Forcing al Qaeda to use suicide bombers gives us a great advantage. Consider the character of Mohammad Atta, the man we once thought could move unnoticed in the Western world. We now know that he applied for a loan from the U.S. Department of Agriculture to buy a crop duster company. But he insulted the USDA officer, Jonelle Bryant, who interviewed him (he called her “but a female”), and he threatened her life (“What’s to prevent me from cutting your throat?”) (see the ABC interview with Bryant). Such behavior would not go unreported today.

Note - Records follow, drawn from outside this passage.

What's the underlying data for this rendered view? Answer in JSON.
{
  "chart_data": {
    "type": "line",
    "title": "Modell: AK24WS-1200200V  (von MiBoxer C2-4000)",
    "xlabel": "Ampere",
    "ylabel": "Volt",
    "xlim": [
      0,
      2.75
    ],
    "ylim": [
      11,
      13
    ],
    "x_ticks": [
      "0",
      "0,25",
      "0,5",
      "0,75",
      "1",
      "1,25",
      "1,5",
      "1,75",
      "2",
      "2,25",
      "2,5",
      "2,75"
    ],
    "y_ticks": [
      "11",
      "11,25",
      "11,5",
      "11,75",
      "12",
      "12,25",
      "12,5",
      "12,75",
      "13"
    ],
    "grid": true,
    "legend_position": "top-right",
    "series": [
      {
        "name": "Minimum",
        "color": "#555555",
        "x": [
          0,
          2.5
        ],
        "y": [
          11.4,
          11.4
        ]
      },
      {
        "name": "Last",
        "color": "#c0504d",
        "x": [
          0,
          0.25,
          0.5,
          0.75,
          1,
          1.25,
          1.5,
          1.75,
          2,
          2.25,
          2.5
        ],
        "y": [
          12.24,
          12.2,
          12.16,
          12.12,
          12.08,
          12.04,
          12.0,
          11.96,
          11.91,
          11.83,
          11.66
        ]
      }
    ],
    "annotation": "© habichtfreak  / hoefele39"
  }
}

The other terrorists were equally inept. Richard Reid couldn’t ignite his own shoe. Jose Padilla, the putative radiological weapon bomber, is a former Chicago street thug with a long arrest record. Zacarias Moussaoui (accused of planning to be the 20th hijacker) couldn’t pass a simple written exam in flight school, and told his teachers that he wanted to learn to fly big planes, but was not interested in taking off or landing. He was reported to the FBI and arrested. He is even acting as his own lawyer–as if to confirm his status as a fool.
The suicide terrorists that al Qaeda attracts are not la crme de la crme, as we once thought. They are l’cume de l’cume, the scum of the scum. On a suicide mission, they would stick out like a bashed thumb. As long as we force al Qaeda to use such people, they will be noticed (even if they weren’t before 9/11), and that makes a coordinated attack virtually impossible.
So why search little old ladies at the gate? There are two reasons. The first is to make sure the front line of defense, the x-ray and metal detectors and sniffers at the entrance, are doing what they are supposed to be doing. The random checks will, in time, serve as checks on the efficiency of the checkers in finding illegal materials. The second reason is to overcome the public mania about ethnic profiling. On every flight I have taken in the last eleven months, whenever there was someone in line who even vaguely matched the prejudicial profile of a potential terrorist (e.g. young, dark, perhaps Arab), that person was diverted for a “random” check. Perhaps searching the little old ladies provides cover that minimizes public outrage over profiling.
Rules against scissors and pocket knives accomplish nothing. The danger is explosives. I wish there were a workable technology to detect them. But until there is, let’s force the terrorists to use suicide bombers, and let’s spot them at the airport. Don’t underestimate the success of the security measures. Who do you know who would have predicted, after September 11, that eleven months would pass with no additional terrorist triumph in the skies? The world changed much less than most people had expected.